The evolution of neural circuits for navigational decisions - from synapses to behavior

Introduction

Of the 1.2 million animal species described on Earth, more than 80% are insects. As for mammals, each insect is equipped with a brain that has evolved to optimally control the species’ behavior in the context of its environment.

Evolutionary Background

In more than 450 million years of evolution, the neural circuits guiding behavioral decisions have diverged from an ancestral version to enable insects to conquer every terrestrial habitat on the planet. This evolution has equipped many species with behavioral strategies that rival even mammals in complexity.

Circuit Characteristics

These circuits thus have to be rigid enough to maintain their ancestral, core functions, while also being sufficiently adaptable to enable the addition of novel functions. The mechanisms of how this is achieved across vast evolutionary timescales are unknown.

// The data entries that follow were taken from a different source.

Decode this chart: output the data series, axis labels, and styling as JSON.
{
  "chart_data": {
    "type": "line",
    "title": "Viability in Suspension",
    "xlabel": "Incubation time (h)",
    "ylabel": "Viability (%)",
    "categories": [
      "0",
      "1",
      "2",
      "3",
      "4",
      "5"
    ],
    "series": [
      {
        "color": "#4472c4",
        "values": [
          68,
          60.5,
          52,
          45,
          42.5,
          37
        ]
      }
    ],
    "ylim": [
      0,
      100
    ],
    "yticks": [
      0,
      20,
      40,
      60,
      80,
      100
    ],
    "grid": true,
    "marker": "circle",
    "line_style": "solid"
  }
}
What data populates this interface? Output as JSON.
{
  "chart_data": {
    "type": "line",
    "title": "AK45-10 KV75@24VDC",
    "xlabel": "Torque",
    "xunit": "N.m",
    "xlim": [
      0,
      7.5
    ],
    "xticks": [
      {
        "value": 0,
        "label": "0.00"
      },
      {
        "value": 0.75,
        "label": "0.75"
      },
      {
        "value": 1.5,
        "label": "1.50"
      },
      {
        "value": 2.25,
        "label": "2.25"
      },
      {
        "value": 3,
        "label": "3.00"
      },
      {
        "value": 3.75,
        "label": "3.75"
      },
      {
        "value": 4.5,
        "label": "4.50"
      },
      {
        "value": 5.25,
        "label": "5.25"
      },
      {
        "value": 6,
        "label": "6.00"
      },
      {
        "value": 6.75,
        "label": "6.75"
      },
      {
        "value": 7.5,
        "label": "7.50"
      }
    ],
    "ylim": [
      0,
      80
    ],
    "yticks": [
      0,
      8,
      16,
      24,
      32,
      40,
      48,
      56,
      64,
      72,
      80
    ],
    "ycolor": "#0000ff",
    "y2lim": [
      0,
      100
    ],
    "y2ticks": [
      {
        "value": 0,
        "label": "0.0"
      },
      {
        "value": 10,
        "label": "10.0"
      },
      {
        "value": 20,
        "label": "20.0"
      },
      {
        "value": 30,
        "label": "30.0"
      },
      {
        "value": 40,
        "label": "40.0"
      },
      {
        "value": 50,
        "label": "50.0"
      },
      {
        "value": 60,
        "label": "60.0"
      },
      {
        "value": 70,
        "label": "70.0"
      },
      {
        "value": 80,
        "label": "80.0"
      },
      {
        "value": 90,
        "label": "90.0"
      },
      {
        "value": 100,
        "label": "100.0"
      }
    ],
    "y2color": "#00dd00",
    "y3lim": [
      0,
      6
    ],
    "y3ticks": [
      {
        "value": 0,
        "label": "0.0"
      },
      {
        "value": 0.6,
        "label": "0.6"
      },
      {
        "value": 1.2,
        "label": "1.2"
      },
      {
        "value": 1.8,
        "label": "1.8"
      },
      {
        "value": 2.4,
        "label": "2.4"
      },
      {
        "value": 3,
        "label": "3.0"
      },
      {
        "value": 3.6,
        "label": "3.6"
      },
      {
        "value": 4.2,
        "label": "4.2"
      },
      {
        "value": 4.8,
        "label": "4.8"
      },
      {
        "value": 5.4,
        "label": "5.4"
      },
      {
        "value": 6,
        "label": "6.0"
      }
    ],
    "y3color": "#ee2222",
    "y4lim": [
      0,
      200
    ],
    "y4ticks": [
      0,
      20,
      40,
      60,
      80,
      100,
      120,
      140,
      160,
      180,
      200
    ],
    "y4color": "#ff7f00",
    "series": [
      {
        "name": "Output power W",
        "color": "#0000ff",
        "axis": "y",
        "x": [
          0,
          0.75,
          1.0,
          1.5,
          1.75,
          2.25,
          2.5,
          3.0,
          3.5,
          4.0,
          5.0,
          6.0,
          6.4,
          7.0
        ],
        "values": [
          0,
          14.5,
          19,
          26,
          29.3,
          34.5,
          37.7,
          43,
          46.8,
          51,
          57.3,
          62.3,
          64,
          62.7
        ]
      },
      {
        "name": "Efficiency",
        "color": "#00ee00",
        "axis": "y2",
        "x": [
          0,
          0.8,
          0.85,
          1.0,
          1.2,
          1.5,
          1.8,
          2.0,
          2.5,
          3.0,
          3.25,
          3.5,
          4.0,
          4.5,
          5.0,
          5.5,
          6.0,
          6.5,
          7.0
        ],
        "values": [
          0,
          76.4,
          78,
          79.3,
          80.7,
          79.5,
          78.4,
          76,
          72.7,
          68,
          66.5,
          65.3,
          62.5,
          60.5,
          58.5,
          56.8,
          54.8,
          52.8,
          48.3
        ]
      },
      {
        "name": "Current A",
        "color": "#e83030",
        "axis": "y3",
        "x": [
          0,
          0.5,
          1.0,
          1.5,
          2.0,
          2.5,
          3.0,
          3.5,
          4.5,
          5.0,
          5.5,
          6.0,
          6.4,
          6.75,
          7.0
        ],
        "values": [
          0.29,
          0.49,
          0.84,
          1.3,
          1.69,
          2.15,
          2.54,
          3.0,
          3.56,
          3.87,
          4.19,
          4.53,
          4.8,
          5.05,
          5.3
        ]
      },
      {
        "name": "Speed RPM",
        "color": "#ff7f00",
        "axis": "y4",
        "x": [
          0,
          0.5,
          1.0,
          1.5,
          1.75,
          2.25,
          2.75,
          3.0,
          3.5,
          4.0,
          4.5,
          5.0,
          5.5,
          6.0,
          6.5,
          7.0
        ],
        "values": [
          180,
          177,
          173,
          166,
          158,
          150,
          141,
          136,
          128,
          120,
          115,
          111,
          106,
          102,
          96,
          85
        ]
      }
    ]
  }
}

Unique Opportunity with Insects

While this is true for all animals, insects, with their numerically simpler brains and a comparably rigid neuroarchitecture, offer the unique chance to unravel the evolution of decision-making circuits at the level of identified neurons and synapses.

Methodology

Aided by recent technological breakthroughs and the establishment of rich ground-truth data in the fruit fly, I will combine:

1. Whole brain anatomy
2. Connectomics
3. Computational modeling
4. Electrophysiology
5. Behavior

This approach will allow me to dissect the evolution of the central decision-making center of insect brains, the central complex, across the entire insect phylogeny.

Research Goals

I aim to reveal:

1. How this region has evolved in the context of the entire brain
2. How its intrinsic circuits have changed with increasing evolutionary distance (circuit phylogeny)
3. Which changes in its circuitry are linked to specialized behavioral abilities (circuit adaptation)

Behavioral Correlates

Finally, I will directly establish behavioral correlates of identified circuit features (circuit function), attaching relevance to connectomics data in a way that is achievable only by a wide, comparative approach. This will raise our understanding of structure-function relations in animal nervous systems to a new level.